Pour protéger leur progéniture d’éventuelles représailles, les parents vont même jusqu’à supplanter les règles édictées par le ministère de l’Education. Ainsi, certains, évitent même de s’engager ou de prendre la parole lors des rencontres avec les administrations des établissements scolaires.
La bureaucratie n’est pas faite pour arranger les choses. L’élève est ballotté entre les surveillants, les enseignants et le directeur pour finir en conseil de discipline et devient candidat à l’exclusion. Impuissantes, les associations de parents d’élèves sont confrontées aux mêmes tracas, du moins dans la wilaya d’Alger, tel que nous l’ont confirmé les responsables de certaines d’entres elles. Outre l’encadrement des établissements scolaires qui ne veut pas de société civile sur son «territoire», le parcours semé d’embûches pour le renouvellement des associations finit par dissuader les plus ardus des volontaires.
La désaffection est, donc totale. Pourtant, la lutte contre la violence en milieu scolaire passe inévitablement par un dialogue parents-enseignants pour un suivi plus efficace de la scolarité des élèves.
5.Une législation rigoureuse
Dans la législation algérienne, un mineur maltraité est celui qui est victime de la part d’adultes ayant autorité sur lui, de mauvais traitements quelle que soit leur nature. Cette violence peut prendre la forme de sévices, de négligence, d’exploitation ou carrément d’abus sexuels pouvant avoir des conséquences sur le développement psychologique de l’enfant.Les lois qui répriment les violences et les mauvais traitements infligés aux mineurs sont rigoureuses et complexes. Les textes de loi ont, pour ces raisons, jugé utile de «prendre en considération des circonstances aggravantes de nature diverse comme pour la gravité de l’atteinte à l’intégrité corporelle de l’enfant ou la qualité de l’auteur et le lien qui l’unit à la victime». A noter aussi que le code pénal tient beaucoup compte des mauvais traitements pratiqués de façon habituelle sur le mineur.Il n’en demeure pas moins que les enfants et les adolescents qui ont décidé de révéler les sévices subis sont souvent confrontés aux hésitations des adultes à croire leurs histoires.Le chapitre réservé aux sanctions a proportionné la peine à la gravité des blessures ou des maladies provoquées par les mauvais traitements.

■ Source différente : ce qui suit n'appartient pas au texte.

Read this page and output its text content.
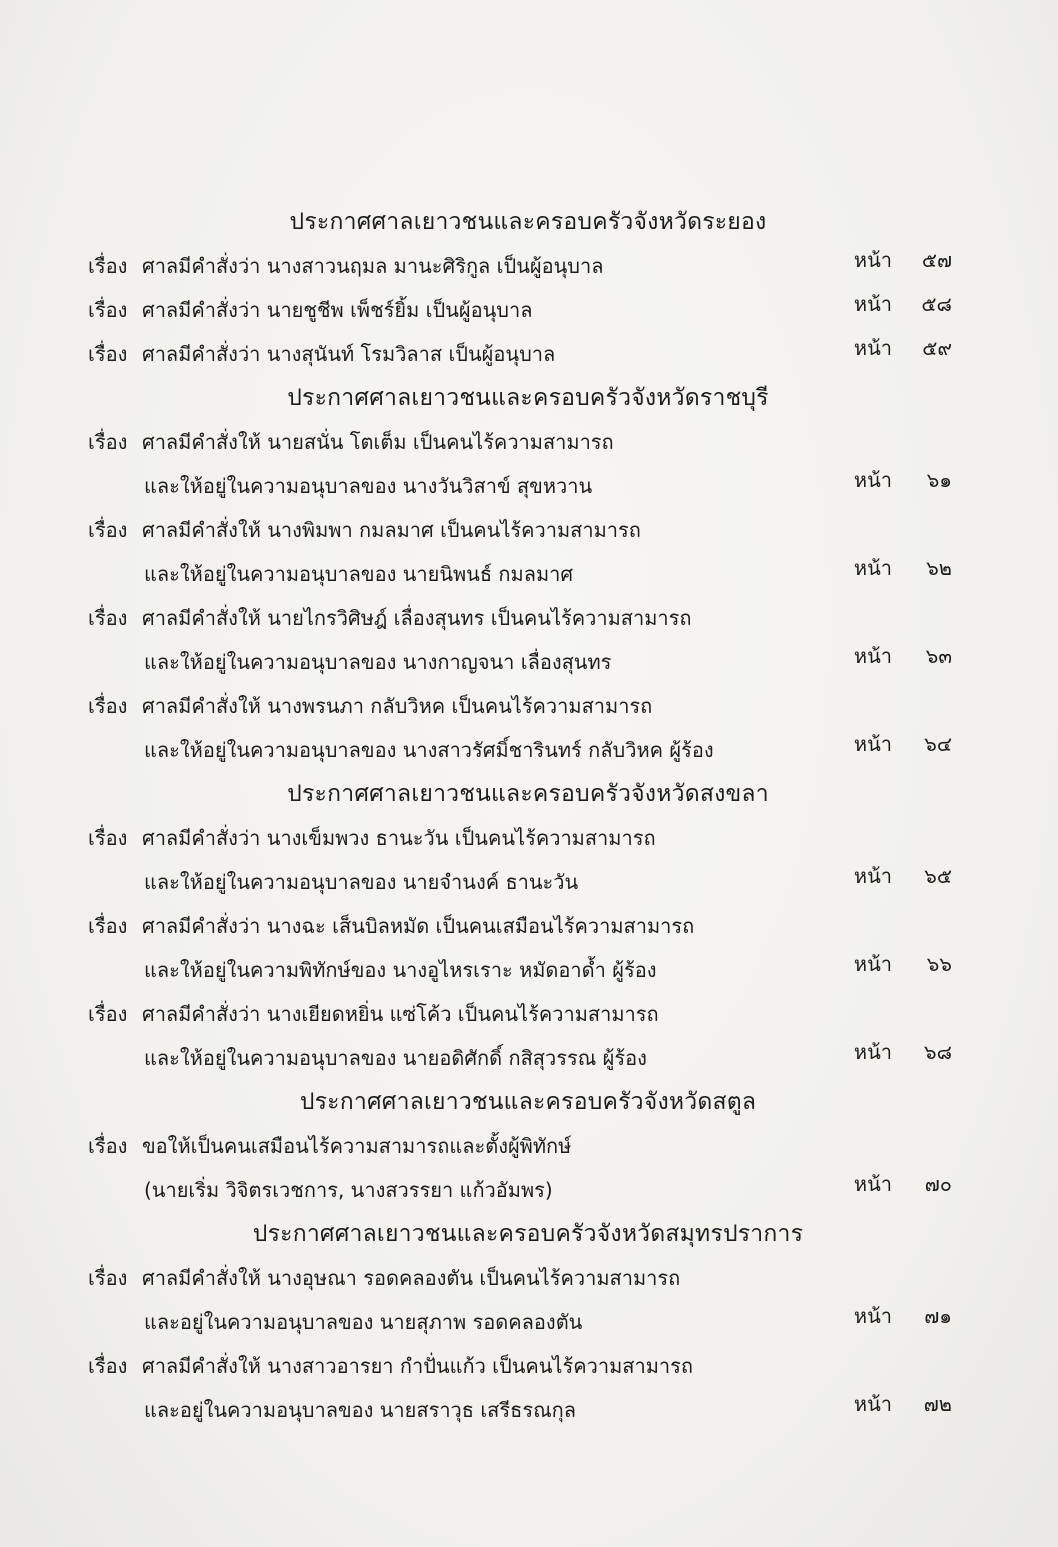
ประกาศศาลเยาวชนและครอบครัวจังหวัดระยอง
เรื่อง ศาลมีคำสั่งว่า นางสาวนฤมล มานะศิริกูล เป็นผู้อนุบาล	หน้า	๕๗
เรื่อง ศาลมีคำสั่งว่า นายชูชีพ เพ็ชร์ยิ้ม เป็นผู้อนุบาล	หน้า	๕๘
เรื่อง ศาลมีคำสั่งว่า นางสุนันท์ โรมวิลาส เป็นผู้อนุบาล	หน้า	๕๙
ประกาศศาลเยาวชนและครอบครัวจังหวัดราชบุรี
เรื่อง ศาลมีคำสั่งให้ นายสนั่น โตเต็ม เป็นคนไร้ความสามารถ
และให้อยู่ในความอนุบาลของ นางวันวิสาข์ สุขหวาน	หน้า	๖๑
เรื่อง ศาลมีคำสั่งให้ นางพิมพา กมลมาศ เป็นคนไร้ความสามารถ
และให้อยู่ในความอนุบาลของ นายนิพนธ์ กมลมาศ	หน้า	๖๒
เรื่อง ศาลมีคำสั่งให้ นายไกรวิศิษฎ์ เลื่องสุนทร เป็นคนไร้ความสามารถ
และให้อยู่ในความอนุบาลของ นางกาญจนา เลื่องสุนทร	หน้า	๖๓
เรื่อง ศาลมีคำสั่งให้ นางพรนภา กลับวิหค เป็นคนไร้ความสามารถ
และให้อยู่ในความอนุบาลของ นางสาวรัศมิ์ชารินทร์ กลับวิหค ผู้ร้อง	หน้า	๖๔
ประกาศศาลเยาวชนและครอบครัวจังหวัดสงขลา
เรื่อง ศาลมีคำสั่งว่า นางเข็มพวง ธานะวัน เป็นคนไร้ความสามารถ
และให้อยู่ในความอนุบาลของ นายจำนงค์ ธานะวัน	หน้า	๖๕
เรื่อง ศาลมีคำสั่งว่า นางฉะ เส็นบิลหมัด เป็นคนเสมือนไร้ความสามารถ
และให้อยู่ในความพิทักษ์ของ นางอูไหรเราะ หมัดอาด้ำ ผู้ร้อง	หน้า	๖๖
เรื่อง ศาลมีคำสั่งว่า นางเยียดหยิ่น แซ่โค้ว เป็นคนไร้ความสามารถ
และให้อยู่ในความอนุบาลของ นายอดิศักดิ์ กสิสุวรรณ ผู้ร้อง	หน้า	๖๘
ประกาศศาลเยาวชนและครอบครัวจังหวัดสตูล
เรื่อง ขอให้เป็นคนเสมือนไร้ความสามารถและตั้งผู้พิทักษ์
(นายเริ่ม วิจิตรเวชการ, นางสวรรยา แก้วอัมพร)	หน้า	๗๐
ประกาศศาลเยาวชนและครอบครัวจังหวัดสมุทรปราการ
เรื่อง ศาลมีคำสั่งให้ นางอุษณา รอดคลองตัน เป็นคนไร้ความสามารถ
และอยู่ในความอนุบาลของ นายสุภาพ รอดคลองตัน	หน้า	๗๑
เรื่อง ศาลมีคำสั่งให้ นางสาวอารยา กำปั่นแก้ว เป็นคนไร้ความสามารถ
และอยู่ในความอนุบาลของ นายสราวุธ เสรีธรณกุล	หน้า	๗๒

Ainsi, on peut lire que lorsque les mauvais traitements ont provoqué une incapacité de travail inférieure à 15 jours, la sanction prévue par la loi est l’emprisonnement d’un à cinq ans. En revanche, si les mauvais traitements ont provoqué une incapacité de travail supérieure à 15 jours et ou s’il y a eu préméditation ou guet-apens, l’emprisonnement est de 3 à 10 ans en plus d’une amende. Dans ce cas, le coupable est frappé de privation de certains droits civiques pour une durée de 1 à 5 ans. Et lorsque les mauvais traitements ont provoqué une mutilation, une amputation, ou privation de l’usage d’un membre, cécité, perte d’un œil ou autres infirmités permanentes, la peine est la réclusion à temps de 10 à 20 ans. Il est important de souligner, enfin, que la procédure judiciaire des mineurs ressemble étrangement au parcours du combattant. Les rétractations sont nombreuses et les allégations sont souvent difficiles à prouver devant l’absence de soutien d’une équipe spécialisée.
6.Dans la rue aussi…
Les résultats de l’enquête ont aussi porté sur la violence subie par les adolescents dans la rue. Les chiffres recueillis au cours des douze derniers mois de l’année 2008 font état d’un adolescent sur 4 à avoir été victime d’une agression physique dans les espaces publics. Il est constaté, par ailleurs, des écarts très importants entre filles et garçons qui ont été victimes d’une quelconque violence. Sur les 12 mois, les adolescents se sont fait agresser notamment pour être volés, en moyenne, 2 fois. Cette fréquence est pratiquement la même chez les filles et chez les garçons.
Les raisons évoquées par les personnes interrogées et qui seront à l’origine de cette agression physique se résument, le plus souvent, chez les garçons, à une réponse à une provocation en direction de leur propre personne ou d’un ami. Il s’agit en particulier d’humiliation verbale, d’insultes, d’implication involontaire dans une dispute pour se défendre ou défendre un ami. A elles seules, l’une au moins de ces raisons a été citée par près de 7 adolescents sur 10.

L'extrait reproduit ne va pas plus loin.